A crise aqui é conjuntural, ela não é permanente. Então podemos ser pragmáticos ao dizer que tem aí um mercado, um mercado com bastante potencial se considerarmos os aparelhos que estão na mão de todo mundo e que vão levar esse conteúdo para as pessoas. Então tem aí um canal, eu diria que é um mercado no qual as pessoas se familiarizam. É mais fácil para as pessoas ouvirem um audiolivro no celular, que é algo que todos tem, do que lerem um livro digital, por exemplo. Acho que não dá para ignorar o potencial desse mercado e que é um potencial que tem se realizado em outros países com mercado cultural de livros mais maduro. Sendo pragmática, é uma coisa que ninguém podia deixar de fazer, então todo mundo embarca nessa. A questão da crise é conjuntural e ela responde a diversos fatores que não são só do nosso mercado. Temos problemas no varejo de livros, principalmente livros físicos, a gente tem problemas no Brasil, temos problemas no mundo, então é muito conjuntural. Então deixando de lado esse fator, sendo pragmática, não dá para não fazer como quando se vislumbrou o mercado de livros digitais. A gente naturalmente embarcou. O de audiolivros é a mesma coisa. É uma questão de tempo, quando a gente não começa a fazer, o mercado amadurece e ter uma lista, um catálogo de produtos, é super importante. Acho que com a disponibilidade de mais produtos, de mais catálogo, e de mais players vendendo também, acho que a gente expande mais rápido, chega mais longe e em mais lugares, é importante. Fico fazendo muito esse paralelo com o livro digital porque o tipo de entendimento desse investimento, dentro das editoras, é bem parecido. Investindo para produzir livros no formato de audiobook custa mais do que para produzir um ebook, cuja produção é mais barata e mais simples para quem já produz o produto físico. Então é mais lento e vai ser mais demorada a montagem de catálogo por parte das editoras, mas é imprescindível, todo mundo vai seguir esse rumo de um jeito ou de outro.

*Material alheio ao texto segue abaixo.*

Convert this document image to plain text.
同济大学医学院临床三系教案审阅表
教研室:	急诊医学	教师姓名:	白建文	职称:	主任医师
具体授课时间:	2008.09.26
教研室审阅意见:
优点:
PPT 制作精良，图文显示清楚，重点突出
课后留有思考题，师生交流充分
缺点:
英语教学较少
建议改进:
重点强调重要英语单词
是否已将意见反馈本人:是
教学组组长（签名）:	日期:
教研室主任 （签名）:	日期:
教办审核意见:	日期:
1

Há alguns anos as pessoas estavam até um pouco assustadas com a chegada dos livros digitais, com receio de que isso fosse prejudicar o livro impresso, mas parece que eles não vingaram tanto aqui no Brasil quanto se esperava. Em comparação com a venda de livros físicos, os ebooks ainda são mais tímidos. Entretanto, como no Brasil o mercado de podcasts vem crescendo, você acha que isso pode ser diferente com os audiobooks, que poderão surfar nessa onda?
Ao nos compararmos com outros mercados, o Brasil apresenta leituras diferentes. O público leitor é diferente e acho que, consequentemente, a fatia de participação do livro impresso, dos digitais, do audiolivro, nesse bolo que é o mercado, é diferente. Mas se a gente entende que, por exemplo, o livro digital, hoje em dia, é uma fatia significativa do faturamento de várias editoras, principalmente editoras de médio porte, normalmente existe um fixo que elas recebem das lojas digitais pela venda de ebooks, que é importante hoje no balanço mensal, imagino que, com o passar dos anos, o audiolivro se torne também mais uma fatia de garantia de vendas no bolo geral mensal das editoras. Não acho que nem um nem outro chegarão tão perto ou irão suplantar o livro físico, mas acho que cada um é um canal de faturamento importante.
Você acha que o perfil das pessoas que costumam consumir audiolivros seria um perfil de leitores ou de pessoas que estão acostumadas a ouvir um podcast?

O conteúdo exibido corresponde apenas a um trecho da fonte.